Pawlenty spokesman Brian McClung said the health-care agreement addresses health care cost, quality and access - all of which Pawlenty earlier this year said were needed in a health care reform package.
"This has been something that has seen its share of hurdles and ups and downs, but we think the work product represents some good bipartisan work," McClung said.
The tentative agreement would provide health insurance for 12,000 more Minnesotans. It expands eligibly in the state MinnesotaCare insurance program for 7,000 people. An additional 5,000 who meet certain criteria could seek tax credits to buy private insurance.
Huntley said that under the compromise plan, health-care premiums would be 12 percent lower in 2015 than without the bill. Under the original legislative plan, premiums would have been 20 percent lower, he added.
While negotiators reached a compromise in health care, its fate was tied to whether a deal is reached on other issues.
"The progress that we've made in the area of health care reform is part of the overall package and the overall puzzle that we are assembling here in the final days of the legislative session," McClung said Saturday evening.

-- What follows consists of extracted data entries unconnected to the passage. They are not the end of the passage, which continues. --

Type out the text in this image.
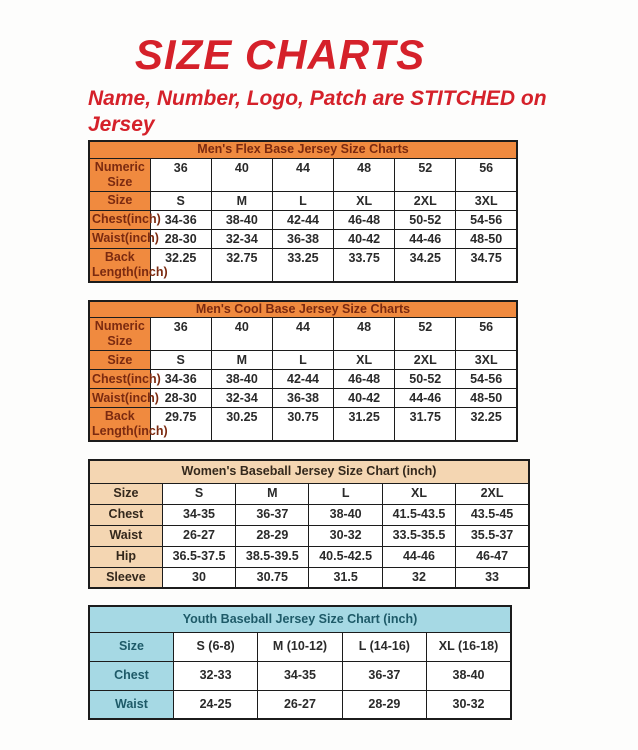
SIZE CHARTS

Name, Number, Logo, Patch are STITCHED on Jersey

Men's Flex Base Jersey Size Charts						
Numeric Size	36	40	44	48	52	56
Size	S	M	L	XL	2XL	3XL
Chest(inch)	34-36	38-40	42-44	46-48	50-52	54-56
Waist(inch)	28-30	32-34	36-38	40-42	44-46	48-50
Back Length(inch)	32.25	32.75	33.25	33.75	34.25	34.75
Men's Cool Base Jersey Size Charts						
Numeric Size	36	40	44	48	52	56
Size	S	M	L	XL	2XL	3XL
Chest(inch)	34-36	38-40	42-44	46-48	50-52	54-56
Waist(inch)	28-30	32-34	36-38	40-42	44-46	48-50
Back Length(inch)	29.75	30.25	30.75	31.25	31.75	32.25
Women's Baseball Jersey Size Chart (inch)					
Size	S	M	L	XL	2XL
Chest	34-35	36-37	38-40	41.5-43.5	43.5-45
Waist	26-27	28-29	30-32	33.5-35.5	35.5-37
Hip	36.5-37.5	38.5-39.5	40.5-42.5	44-46	46-47
Sleeve	30	30.75	31.5	32	33
Youth Baseball Jersey Size Chart (inch)				
Size	S (6-8)	M (10-12)	L (14-16)	XL (16-18)
Chest	32-33	34-35	36-37	38-40
Waist	24-25	26-27	28-29	30-32
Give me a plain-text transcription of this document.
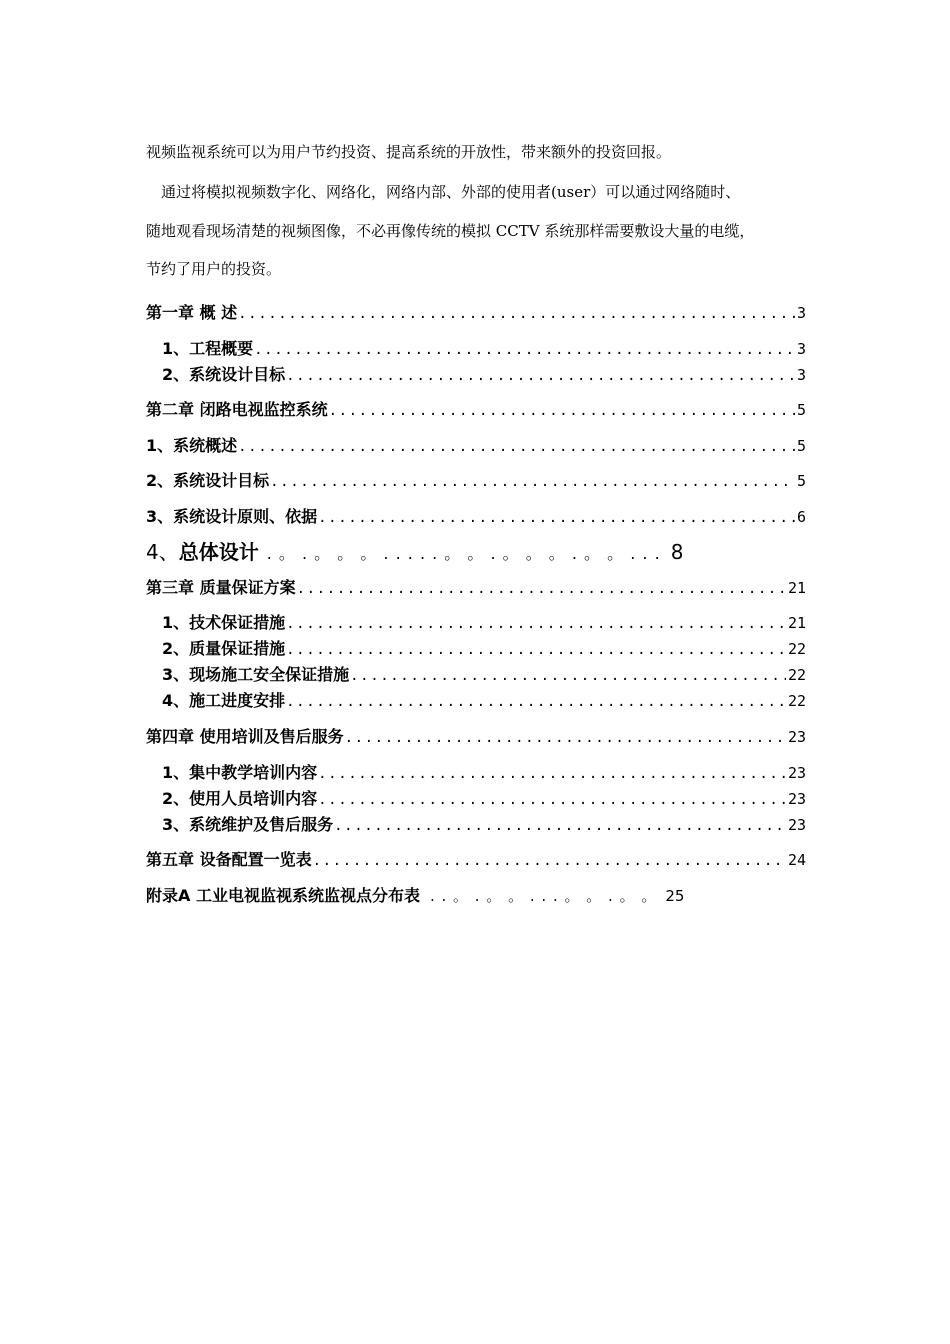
视频监视系统可以为用户节约投资、提高系统的开放性，带来额外的投资回报。
　通过将模拟视频数字化、网络化，网络内部、外部的使用者(user）可以通过网络随时、
随地观看现场清楚的视频图像，不必再像传统的模拟 CCTV 系统那样需要敷设大量的电缆，
节约了用户的投资。
第一章 概 述 .....	3
1、工程概要 .....	3
2、系统设计目标 .....	3
第二章 闭路电视监控系统 .....	5
1、系统概述 .....	5
2、系统设计目标 .....	5
3、系统设计原则、依据 .....	6
4、总体设计 . 。 . 。 。 。 . . . . . 。 。 . 。 。 。 . 。 。 . . . 8
第三章 质量保证方案 .....	21
1、技术保证措施 .....	21
2、质量保证措施 .....	22
3、现场施工安全保证措施 .....	22
4、施工进度安排 .....	22
第四章 使用培训及售后服务 .....	23
1、集中教学培训内容 .....	23
2、使用人员培训内容 .....	23
3、系统维护及售后服务 .....	23
第五章 设备配置一览表 .....	24
附录A 工业电视监视系统监视点分布表 . . 。 . 。 。 . . . 。 。 . 。 。 25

Today is the last day lawmakers can pass bills, although they could meet in ceremonial session Monday. However, Democratic legislative leaders plan to fly around the state Monday, making stops in many cities, including Duluth, Bemidji and Moorhead.
House Speaker Margaret Anderson Kelliher, DFL-Minneapolis, on Friday said Pawlenty and legislative leaders nearly had reached a deal to wrap up the session. On Saturday, such optimism was not as common. Committee meetings and full meetings of the House and Senate were delayed for hours while lawmakers awaited word from negotiations.
"We're coming down the final stretch," Pawlenty said Saturday afternoon, but admitted "there are some significant details that have to reconciled" in every major remaining issue.
For most of the day, there appeared no rush to work, even though lawmakers wanted to finish early Sunday.
For instance, the House passed a resolution honoring Norwegian constitution day.
Many legislators spent time in the sun along the Capitol mall, eating at food stands and listening to music to celebrate the state's 150th birthday.
For a time Saturday, Pawlenty was signing autographs instead of bills, and was posing with legislative leaders instead of negotiating with them.
Most legislators and Pawlenty mingled with Capitol mall visitors. They watched vintage airplanes fly over the Capitol dome and posed for pictures. Senators, awaiting a group photograph on the Capitol steps, chanted "sine die," the term for ending of the two-year legislative session.